8 Ekim 2009 Perşembe

mahrum

ellerinden.
sevginden.
gözlerinden.
teninden.

ama senle dolu ya bu bir öksüz daha gecesi iken sensizlikte, hayalinin bağbozumu olmuş düşlediklerim ve ben düşlediklerim ile varım ve seni hep düşlediklerim ile sevdim. en güzeliydi adının dersi boşaltıp bir müsvetteye yazılması, akabinde yılmadan bir şeyler daha karalayıp çöpe atması ve aşkın eş anlamlısı idi korkaklık, oysa ben çok küçüktüm ve hep öyle küçük kalacağım.

...desene nasıl aldatıldın, sevilmedin, o saçlarını kimse güneş ile bir tutmadı. bir acı daha yazınca aşk geçmişine, biraz daha kirletmedin mi en kirlenmeyeceğini sandığın hatıralarını... bilirim, yanıma kaldırdın seni terkedenleri de, unutulanların arasına yani. bir adım daha çekilirim; o raf benim zaten varlığım ne ki, bir adım daha yokluğum sorun olsun. 0'ın bile bir değeri varmış diye avunurum ve matematiğe aykırı hallerim var, ben hala aykırı, ben hala seni seviyorum...

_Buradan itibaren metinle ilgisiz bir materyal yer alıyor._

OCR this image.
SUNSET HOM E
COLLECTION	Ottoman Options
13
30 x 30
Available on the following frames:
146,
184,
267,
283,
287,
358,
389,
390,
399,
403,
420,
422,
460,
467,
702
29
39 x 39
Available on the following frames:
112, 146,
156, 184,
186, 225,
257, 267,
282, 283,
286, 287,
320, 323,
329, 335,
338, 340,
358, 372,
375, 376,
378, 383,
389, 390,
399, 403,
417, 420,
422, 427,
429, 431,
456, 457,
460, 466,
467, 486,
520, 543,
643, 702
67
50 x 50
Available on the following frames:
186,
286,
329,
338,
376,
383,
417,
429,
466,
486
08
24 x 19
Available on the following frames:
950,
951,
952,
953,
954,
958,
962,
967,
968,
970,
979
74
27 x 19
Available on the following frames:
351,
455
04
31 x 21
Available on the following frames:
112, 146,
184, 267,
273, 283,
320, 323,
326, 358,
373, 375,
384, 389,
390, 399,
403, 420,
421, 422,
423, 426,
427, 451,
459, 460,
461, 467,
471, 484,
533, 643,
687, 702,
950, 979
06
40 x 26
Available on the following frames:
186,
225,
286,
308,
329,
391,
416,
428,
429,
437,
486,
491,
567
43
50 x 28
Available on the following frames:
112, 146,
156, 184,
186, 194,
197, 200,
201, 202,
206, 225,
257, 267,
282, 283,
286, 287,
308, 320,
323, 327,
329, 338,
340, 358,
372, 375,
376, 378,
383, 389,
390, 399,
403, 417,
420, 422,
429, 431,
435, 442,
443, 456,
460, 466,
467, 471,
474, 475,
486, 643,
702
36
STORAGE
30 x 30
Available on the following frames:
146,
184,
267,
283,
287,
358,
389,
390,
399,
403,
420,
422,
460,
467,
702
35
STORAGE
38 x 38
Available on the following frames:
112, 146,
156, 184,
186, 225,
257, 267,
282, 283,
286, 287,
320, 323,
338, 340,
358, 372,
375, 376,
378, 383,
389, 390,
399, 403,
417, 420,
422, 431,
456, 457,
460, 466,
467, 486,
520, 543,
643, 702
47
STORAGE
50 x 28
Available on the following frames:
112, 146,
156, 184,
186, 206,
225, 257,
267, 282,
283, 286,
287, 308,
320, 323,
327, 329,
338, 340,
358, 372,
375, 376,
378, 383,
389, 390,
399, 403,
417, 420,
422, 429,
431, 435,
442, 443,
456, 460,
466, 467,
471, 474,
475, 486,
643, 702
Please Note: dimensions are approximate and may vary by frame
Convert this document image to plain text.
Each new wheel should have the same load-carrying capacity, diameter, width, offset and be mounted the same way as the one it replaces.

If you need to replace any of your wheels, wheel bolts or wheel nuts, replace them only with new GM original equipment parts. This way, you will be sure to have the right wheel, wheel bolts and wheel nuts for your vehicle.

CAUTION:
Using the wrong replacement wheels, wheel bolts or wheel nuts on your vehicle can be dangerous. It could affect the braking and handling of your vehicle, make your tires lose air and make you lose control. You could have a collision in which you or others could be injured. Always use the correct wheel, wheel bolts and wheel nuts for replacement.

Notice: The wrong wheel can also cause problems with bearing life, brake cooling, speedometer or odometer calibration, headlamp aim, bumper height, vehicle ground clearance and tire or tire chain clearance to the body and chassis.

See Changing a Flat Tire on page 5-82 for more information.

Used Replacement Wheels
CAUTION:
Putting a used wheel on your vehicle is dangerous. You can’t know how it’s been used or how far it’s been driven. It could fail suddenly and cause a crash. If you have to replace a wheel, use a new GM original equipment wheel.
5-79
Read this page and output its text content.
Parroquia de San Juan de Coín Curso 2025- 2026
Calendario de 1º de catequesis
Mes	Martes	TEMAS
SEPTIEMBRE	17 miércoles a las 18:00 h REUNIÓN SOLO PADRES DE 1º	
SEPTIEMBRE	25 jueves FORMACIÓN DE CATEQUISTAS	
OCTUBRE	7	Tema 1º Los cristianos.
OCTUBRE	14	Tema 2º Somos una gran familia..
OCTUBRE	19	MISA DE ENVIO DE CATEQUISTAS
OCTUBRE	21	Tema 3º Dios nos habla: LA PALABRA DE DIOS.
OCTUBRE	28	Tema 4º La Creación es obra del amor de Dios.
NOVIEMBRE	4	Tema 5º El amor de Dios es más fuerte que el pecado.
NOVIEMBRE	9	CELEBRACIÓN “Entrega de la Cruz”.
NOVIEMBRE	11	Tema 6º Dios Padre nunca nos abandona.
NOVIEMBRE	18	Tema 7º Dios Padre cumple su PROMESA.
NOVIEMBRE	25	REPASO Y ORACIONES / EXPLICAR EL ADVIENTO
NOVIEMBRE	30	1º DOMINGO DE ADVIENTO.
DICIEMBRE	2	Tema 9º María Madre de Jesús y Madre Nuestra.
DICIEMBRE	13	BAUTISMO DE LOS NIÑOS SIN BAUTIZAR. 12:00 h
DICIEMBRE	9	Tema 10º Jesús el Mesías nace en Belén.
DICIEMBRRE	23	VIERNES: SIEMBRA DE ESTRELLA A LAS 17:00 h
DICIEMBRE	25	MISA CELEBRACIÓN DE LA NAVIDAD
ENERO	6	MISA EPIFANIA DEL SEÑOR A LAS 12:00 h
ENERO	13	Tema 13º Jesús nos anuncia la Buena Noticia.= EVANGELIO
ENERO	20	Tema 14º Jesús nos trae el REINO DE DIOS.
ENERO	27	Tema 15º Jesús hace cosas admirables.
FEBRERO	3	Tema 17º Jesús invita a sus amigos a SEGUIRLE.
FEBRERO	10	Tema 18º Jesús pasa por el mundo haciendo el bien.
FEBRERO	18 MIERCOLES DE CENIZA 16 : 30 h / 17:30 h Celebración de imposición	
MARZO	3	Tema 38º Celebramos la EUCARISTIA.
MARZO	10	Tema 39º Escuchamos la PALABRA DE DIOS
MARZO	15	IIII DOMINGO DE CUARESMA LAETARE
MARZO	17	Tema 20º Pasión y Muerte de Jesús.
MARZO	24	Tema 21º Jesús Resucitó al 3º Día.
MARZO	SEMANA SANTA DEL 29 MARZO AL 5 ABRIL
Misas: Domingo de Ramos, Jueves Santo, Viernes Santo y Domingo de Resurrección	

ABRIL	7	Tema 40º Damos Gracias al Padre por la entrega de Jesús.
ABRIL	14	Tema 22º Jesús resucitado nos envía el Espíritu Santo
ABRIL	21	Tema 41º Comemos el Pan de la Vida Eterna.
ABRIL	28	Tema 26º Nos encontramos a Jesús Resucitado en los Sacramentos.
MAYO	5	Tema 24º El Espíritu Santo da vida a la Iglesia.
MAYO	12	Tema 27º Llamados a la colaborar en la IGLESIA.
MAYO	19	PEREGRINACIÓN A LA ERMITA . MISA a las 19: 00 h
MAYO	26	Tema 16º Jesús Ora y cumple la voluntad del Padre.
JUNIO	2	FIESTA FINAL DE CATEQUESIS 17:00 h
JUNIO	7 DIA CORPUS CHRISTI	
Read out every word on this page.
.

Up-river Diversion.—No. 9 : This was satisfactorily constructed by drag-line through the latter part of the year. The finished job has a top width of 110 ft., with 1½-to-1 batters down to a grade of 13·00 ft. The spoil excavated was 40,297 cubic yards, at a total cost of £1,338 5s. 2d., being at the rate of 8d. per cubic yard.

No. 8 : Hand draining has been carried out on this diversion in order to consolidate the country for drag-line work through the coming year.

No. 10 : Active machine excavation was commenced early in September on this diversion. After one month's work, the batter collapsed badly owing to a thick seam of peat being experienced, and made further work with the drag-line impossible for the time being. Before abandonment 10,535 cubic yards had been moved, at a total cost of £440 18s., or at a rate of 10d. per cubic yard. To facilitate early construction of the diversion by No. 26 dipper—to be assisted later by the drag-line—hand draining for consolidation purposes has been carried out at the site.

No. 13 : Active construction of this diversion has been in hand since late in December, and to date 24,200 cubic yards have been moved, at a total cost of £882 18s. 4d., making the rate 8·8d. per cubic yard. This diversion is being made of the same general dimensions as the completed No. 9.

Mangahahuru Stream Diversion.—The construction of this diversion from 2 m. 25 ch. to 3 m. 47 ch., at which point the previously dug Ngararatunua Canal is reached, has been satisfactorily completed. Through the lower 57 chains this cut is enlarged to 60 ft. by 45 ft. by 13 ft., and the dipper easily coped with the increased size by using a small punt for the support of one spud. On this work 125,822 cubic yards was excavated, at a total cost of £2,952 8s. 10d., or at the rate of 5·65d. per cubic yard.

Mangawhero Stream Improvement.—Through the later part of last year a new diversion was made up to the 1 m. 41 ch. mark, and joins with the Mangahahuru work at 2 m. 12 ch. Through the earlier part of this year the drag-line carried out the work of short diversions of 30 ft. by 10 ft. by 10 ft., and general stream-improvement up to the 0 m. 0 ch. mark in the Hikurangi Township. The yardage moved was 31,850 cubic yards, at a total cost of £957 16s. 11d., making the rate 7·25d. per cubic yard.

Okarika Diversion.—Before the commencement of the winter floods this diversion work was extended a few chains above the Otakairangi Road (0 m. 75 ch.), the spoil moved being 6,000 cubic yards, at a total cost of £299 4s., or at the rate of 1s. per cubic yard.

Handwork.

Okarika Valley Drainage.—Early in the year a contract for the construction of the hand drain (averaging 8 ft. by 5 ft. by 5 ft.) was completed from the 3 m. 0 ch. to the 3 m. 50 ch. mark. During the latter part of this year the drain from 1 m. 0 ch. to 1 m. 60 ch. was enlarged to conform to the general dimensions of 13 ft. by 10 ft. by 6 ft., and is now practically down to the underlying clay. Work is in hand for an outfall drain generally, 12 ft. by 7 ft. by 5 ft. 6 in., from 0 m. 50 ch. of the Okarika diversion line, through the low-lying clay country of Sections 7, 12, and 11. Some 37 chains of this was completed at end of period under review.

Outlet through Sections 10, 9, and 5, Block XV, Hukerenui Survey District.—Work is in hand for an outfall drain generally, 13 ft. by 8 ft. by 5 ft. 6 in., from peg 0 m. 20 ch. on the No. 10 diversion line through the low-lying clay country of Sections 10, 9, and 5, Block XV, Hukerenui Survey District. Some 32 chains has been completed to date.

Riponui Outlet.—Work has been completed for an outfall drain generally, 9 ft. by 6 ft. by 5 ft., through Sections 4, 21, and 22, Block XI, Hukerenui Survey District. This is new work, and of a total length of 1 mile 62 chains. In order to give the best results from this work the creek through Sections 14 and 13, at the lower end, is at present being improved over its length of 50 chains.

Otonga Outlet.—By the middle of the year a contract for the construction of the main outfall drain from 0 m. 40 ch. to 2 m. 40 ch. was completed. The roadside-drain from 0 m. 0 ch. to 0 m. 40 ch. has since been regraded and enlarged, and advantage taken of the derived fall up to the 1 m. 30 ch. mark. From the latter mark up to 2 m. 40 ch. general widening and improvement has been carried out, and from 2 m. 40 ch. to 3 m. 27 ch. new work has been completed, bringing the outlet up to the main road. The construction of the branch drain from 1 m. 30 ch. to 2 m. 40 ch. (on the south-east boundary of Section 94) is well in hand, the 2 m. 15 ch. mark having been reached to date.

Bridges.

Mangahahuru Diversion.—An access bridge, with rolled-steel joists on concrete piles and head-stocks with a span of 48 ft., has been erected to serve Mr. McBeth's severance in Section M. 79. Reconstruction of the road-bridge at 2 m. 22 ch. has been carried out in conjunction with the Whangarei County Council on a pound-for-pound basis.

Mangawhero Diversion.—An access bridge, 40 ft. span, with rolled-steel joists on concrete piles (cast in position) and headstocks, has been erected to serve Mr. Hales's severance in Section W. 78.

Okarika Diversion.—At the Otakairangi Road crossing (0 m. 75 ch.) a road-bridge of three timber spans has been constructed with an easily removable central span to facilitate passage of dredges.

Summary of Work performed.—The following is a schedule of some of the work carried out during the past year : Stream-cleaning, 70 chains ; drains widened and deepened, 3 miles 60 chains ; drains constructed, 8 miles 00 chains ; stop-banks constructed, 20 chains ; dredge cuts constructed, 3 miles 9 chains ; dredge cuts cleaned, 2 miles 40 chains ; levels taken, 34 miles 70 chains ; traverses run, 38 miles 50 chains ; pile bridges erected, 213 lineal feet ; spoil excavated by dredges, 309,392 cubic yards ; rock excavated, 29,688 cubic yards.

bir gece daha öperek olmayan fotoğrafını ve bir boyut daha kaybederek gerçekten, yanımda uykuya götürüyorum seni. gelmeyeceksin fiziken, biliyorum asla, oysa ben seni sevmiyorum taklidi yapacağım hayata ve yorganın altındaki nefesimle ısıtacağım koynumdaki kurgunu ve hiç bitmeyecek o gece ve ben gecenin sonunda elbet o rafa seni de alacağım, yanına; unutulanlar arasına. sabahı biraz daha çiğleşecek herşey.